Der Bundesverband deutscher Wohnungs- und Immobilienunternehmen (GdW) kritisierte als "nicht richtig", dass der BGH den zu erstattenden Wert der Renovierungsarbeiten nach der vom Mieter erbrachten Leistung berechnet sehen will und nicht danach, um wie viel diese Leistung tatsächlich das Vermögen des Vermieters gemehrt hat. "Dieser Betrag sei nämlich in aller Regel wesentlich geringer und auch der rechtlich zutreffende"!

Die neue Heizkostenverordnung ist ab 01.01.2009 in Kraft:

8 Fragen, 8 Antworten zum neuen Gesetz:

 

Am 05.11.2008 hat der Bundesrat der neuen Heizkostenverordnung (HKVO) zugestimmt. Sie tritt damit schon zum 01.01.2009 in Kraft. Die 8 wichtigsten Fragen zur neuen Heizkostenverordnung finden Sie hier.

 

1. Ab wann Sie nach der neuen Heizkostenverordnung abrechnen müssen

 

Die neue Heizkostenverordnung gilt für alle Abrechnungszeiträume, die ab dem 01.01.2009 beginnen.

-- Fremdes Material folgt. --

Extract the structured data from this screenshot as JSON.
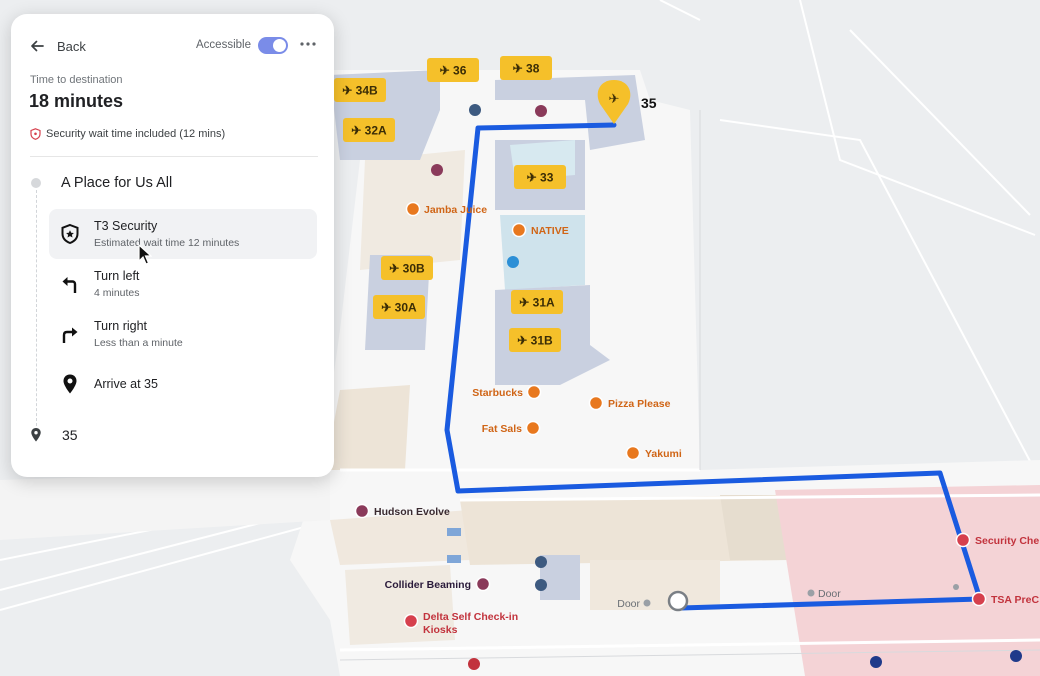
{
  "panel": {
    "back_label": "Back",
    "accessible_label": "Accessible",
    "accessible_on": true,
    "time_label": "Time to destination",
    "duration": "18 minutes",
    "security_note": "Security wait time included (12 mins)",
    "start": "A Place for Us All",
    "steps": [
      {
        "title": "T3 Security",
        "subtitle": "Estimated wait time 12 minutes",
        "icon": "shield-star-icon"
      },
      {
        "title": "Turn left",
        "subtitle": "4 minutes",
        "icon": "turn-left-icon"
      },
      {
        "title": "Turn right",
        "subtitle": "Less than a minute",
        "icon": "turn-right-icon"
      },
      {
        "title": "Arrive at 35",
        "subtitle": "",
        "icon": "pin-icon"
      }
    ],
    "destination": "35"
  },
  "map": {
    "gates": [
      "34B",
      "36",
      "38",
      "32A",
      "33",
      "30B",
      "30A",
      "31A",
      "31B"
    ],
    "destination_gate": "35",
    "places": [
      "Jamba Juice",
      "NATIVE",
      "Starbucks",
      "Pizza Please",
      "Fat Sals",
      "Yakumi",
      "Hudson Evolve",
      "Collider Beaming",
      "Delta Self Check-in",
      "Kiosks",
      "Security Che",
      "TSA PreC"
    ],
    "doors": [
      "Door",
      "Door"
    ],
    "route_color": "#1a5be0",
    "food_color": "#e8781e",
    "shop_color": "#8a3a5a",
    "security_color": "#d6404d",
    "gate_color": "#f5c02a"
  }
}
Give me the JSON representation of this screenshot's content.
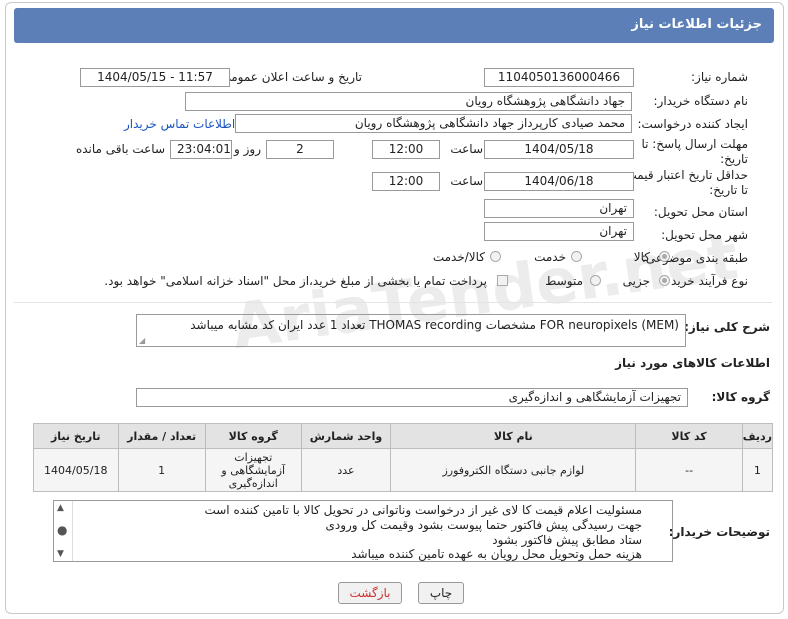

Beispiel: Sie rechnen über die Heizkosten von Oktober 2008 bis September 2009 ab. Diesen Abrechnungszeitraum dürfen Sie noch nach der alten Heizkostenverordnung abrechnen.

 

Für die nächste Abrechnung - also die von September 2009 bis September 2010 - müssen Sie sich jedoch schon an die neuen Regelungen halten. Ebenso, wenn Sie beispielsweise über die Heizkosten von Januar 2009 bis Dezember 2009 abrechnen.

 

2. Wie Sie ab dem 01.01.2009 die Kosten verteilen müssen

 

Für neuere Gebäude bleibt alles wie es ist: Mindestens 50 %, höchstens 70 % der Heizkosten dürfen Sie nach dem tatsächlichen Verbrauch des Mieters abrechnen.

 

Bei älteren Gebäuden müssen Sie neuerdings die Heizkosten zu 30 % nach den Grundkosten und zu 70 % nach den Verbrauchskosten verteilen,

 

vorausgesetzt auf Ihr Haus treffen diese 3 Kriterien zu: Ihr Gebäude erfüllt nicht die Anforderungen der Wärmeschutzverordnung von 1994 oder wurde vor 1995 erbaut. Ihr Gebäude wird mit einer Öl- oder Gasheizung versorgt (gilt nicht für Fernheizungen, weil dort die Leitungsverluste deutlich höher als bei gebäudeinternen Heizungen sind).Die freiliegenden Leitungen der Wärmeverteilung sind überwiegend gedämmt (unter Putz liegende Leitungen gelten als gedämmt!).

 

Die Grundkosten dürfen sie nach wie vor nach der Wohn- oder Nutzfläche oder nach dem umbauten Raum auf die Mieter verteilen.

 

Vorsicht: Rechnen Sie trotz der Gesetzesänderung nach einem anderen als dem vorgegebenen 70-zu-30-Maßstab ab, riskieren Sie Ihre Nachforderung!